Water is fundamental in the all the metabolic processes throughout the body. During metabolism water plays important roles in both anabolic and catabolic reactions. Throughout anabolic reactions water is removed from molecules to grow larger molecules such as starch, triglycerides and protein for storage of fuels and information. In catabolic reactions water breaks down bonds to make smaller molecules of glucose, fatty acids, and amino acids to be used as fuel for energy.  In the course of respiration, water combines with carbon dioxide to form oxygen, which is used for breathing. Water is also central to the acid, base neutrality within the body. The body cannot be too acidic or basic which can cause disease. Water is naturally neutral. When a base neutralizes an acid, they form water. Blood is 90% water so that it can transport nutrients and energy throughout the body. It acts as a solvent for solutes to dissolve in to be moved to other cells, organs or muscles. Water also can remove waste from tissue by transporting them to the liver and kidneys to be excreted in the urine or feces. Water naturally suppresses appetite, stores additional energy and metabolizes fat to be used as energy rather than storage. Therefore dehydration or loss of water can actually impede weight loss. When the body is dehydrated the kidneys malfunction causing the liver to work harder.

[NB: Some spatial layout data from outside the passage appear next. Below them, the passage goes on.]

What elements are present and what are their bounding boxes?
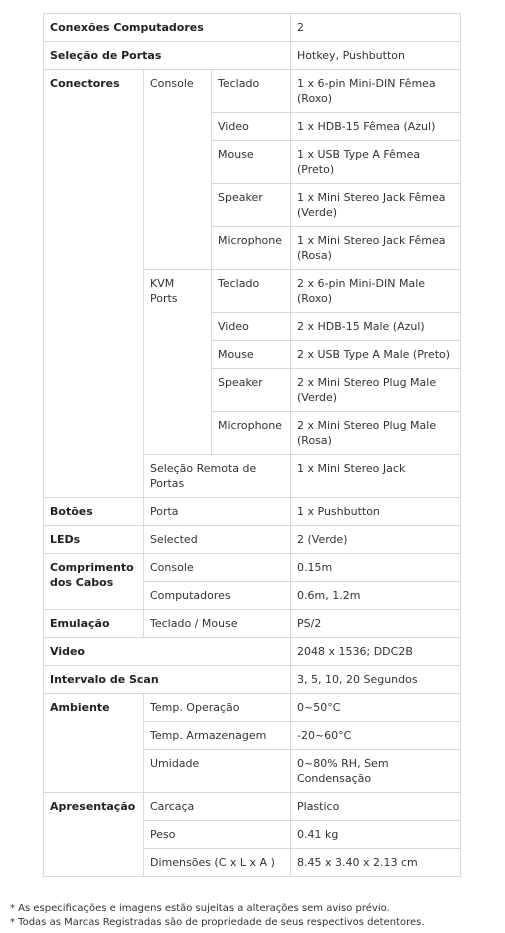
sub-label: Porta xyxy=(144,498,291,526)
item-label: Mouse xyxy=(212,141,291,184)
row-label: Conectores xyxy=(44,70,144,498)
row-label: LEDs xyxy=(44,526,144,554)
item-label: Video xyxy=(212,313,291,341)
table-row xyxy=(44,638,461,666)
group-label: KVM Ports xyxy=(144,270,212,455)
row-value: 2 x Mini Stereo Plug Male (Verde) xyxy=(291,369,461,412)
sub-label: Computadores xyxy=(144,582,291,610)
sub-label: Selected xyxy=(144,526,291,554)
row-value: PS/2 xyxy=(291,610,461,638)
item-label: Speaker xyxy=(212,369,291,412)
row-value: 2 x Mini Stereo Plug Male (Rosa) xyxy=(291,412,461,455)
table-row xyxy=(44,694,461,722)
row-label: Comprimento dos Cabos xyxy=(44,554,144,610)
row-value: 2 x USB Type A Male (Preto) xyxy=(291,341,461,369)
row-value: 2 xyxy=(291,14,461,42)
spec-table xyxy=(43,13,461,877)
row-value: Plastico xyxy=(291,793,461,821)
row-label: Botões xyxy=(44,498,144,526)
item-label: Teclado xyxy=(212,270,291,313)
footnote: * As especificações e imagens estão sujeitas a alterações sem aviso prévio. xyxy=(10,903,390,914)
table-row xyxy=(44,610,461,638)
item-label: Teclado xyxy=(212,70,291,113)
row-value: 0~50°C xyxy=(291,694,461,722)
row-label: Seleção de Portas xyxy=(44,42,291,70)
table-row xyxy=(44,793,461,821)
footnotes xyxy=(10,902,425,930)
row-value: 1 x Mini Stereo Jack xyxy=(291,455,461,498)
sub-label: Console xyxy=(144,554,291,582)
row-value: 1 x USB Type A Fêmea (Preto) xyxy=(291,141,461,184)
sub-label: Umidade xyxy=(144,750,291,793)
table-row xyxy=(44,554,461,582)
table-row xyxy=(44,666,461,694)
row-value: 1 x 6-pin Mini-DIN Fêmea (Roxo) xyxy=(291,70,461,113)
row-label: Ambiente xyxy=(44,694,144,793)
row-value: 1 x Mini Stereo Jack Fêmea (Rosa) xyxy=(291,227,461,270)
table-row xyxy=(44,498,461,526)
row-value: 3, 5, 10, 20 Segundos xyxy=(291,666,461,694)
row-value: 8.45 x 3.40 x 2.13 cm xyxy=(291,849,461,877)
row-value: 2 x HDB-15 Male (Azul) xyxy=(291,313,461,341)
row-value: 0~80% RH, Sem Condensação xyxy=(291,750,461,793)
item-label: Mouse xyxy=(212,341,291,369)
row-value: -20~60°C xyxy=(291,722,461,750)
item-label: Video xyxy=(212,113,291,141)
row-value: 1 x Mini Stereo Jack Fêmea (Verde) xyxy=(291,184,461,227)
row-value: 0.15m xyxy=(291,554,461,582)
row-value: 2 (Verde) xyxy=(291,526,461,554)
table-row xyxy=(44,526,461,554)
sub-label: Carcaça xyxy=(144,793,291,821)
sub-label: Teclado / Mouse xyxy=(144,610,291,638)
row-label: Conexões Computadores xyxy=(44,14,291,42)
row-label: Video xyxy=(44,638,291,666)
table-row xyxy=(44,42,461,70)
sub-label: Peso xyxy=(144,821,291,849)
group-label: Console xyxy=(144,70,212,270)
footnote: * Todas as Marcas Registradas são de propriedade de seus respectivos detentores. xyxy=(10,917,425,928)
item-label: Microphone xyxy=(212,227,291,270)
item-label: Microphone xyxy=(212,412,291,455)
row-label: Emulação xyxy=(44,610,144,638)
item-label: Speaker xyxy=(212,184,291,227)
row-label: Intervalo de Scan xyxy=(44,666,291,694)
table-row xyxy=(44,70,461,113)
row-value: 1 x HDB-15 Fêmea (Azul) xyxy=(291,113,461,141)
row-value: 2048 x 1536; DDC2B xyxy=(291,638,461,666)
row-value: 1 x Pushbutton xyxy=(291,498,461,526)
group-label: Seleção Remota de Portas xyxy=(144,455,291,498)
sub-label: Temp. Armazenagem xyxy=(144,722,291,750)
row-value: 0.6m, 1.2m xyxy=(291,582,461,610)
sub-label: Dimensões (C x L x A ) xyxy=(144,849,291,877)
row-value: Hotkey, Pushbutton xyxy=(291,42,461,70)
table-row xyxy=(44,14,461,42)
row-label: Apresentação xyxy=(44,793,144,877)
row-value: 2 x 6-pin Mini-DIN Male (Roxo) xyxy=(291,270,461,313)
row-value: 0.41 kg xyxy=(291,821,461,849)
sub-label: Temp. Operação xyxy=(144,694,291,722)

The liver normally metabolizes fat to make energy, but when taxed because of dehydration the liver metabolizes less glycogen and stores it as fat.

The effects of dehydration can be severe and are readily recognized both as physical and psychological symptoms. When the body becomes dehydrated it must pull water from other areas of the body including cells, blood, fat and tissue. This causes an immediate drop in blood pressure, small capillaries and blood vessels close, the blood begins to clot, the kidneys malfunction which causes the liver to work overtime to compensate, and the heart has to work harder to pump thicker blood throughout the body. Physical symptoms are felt as constipation, headaches, fatigue, weakness, muscle cramps, and dry mouth. Physical performance is highly affected by dehydration. Prolonged dehydration can lead to heart disease, high cholesterol, hypertension, arthritis, heartburn and ultimately death.

Proper hydration throughout the day is vitally necessary. Drinking appropriate amounts of water after exercise, physical activity, in hot weather are essential to maintaining proper body function. It is important to understand that too much water or water intoxication (hyperhydration) can also be fatal. Although the opposite, dehydration is more likely to occur understanding that it is possible should be known. Most people can tell when they haven’t had a enough water and stop drinking when they are no longer thirsty. Thirst, hunger, dry skin, nails, hair and mouth are the immediate signs of the need for hydration. The best resource is to always carry a bottle of water with you wherever you go.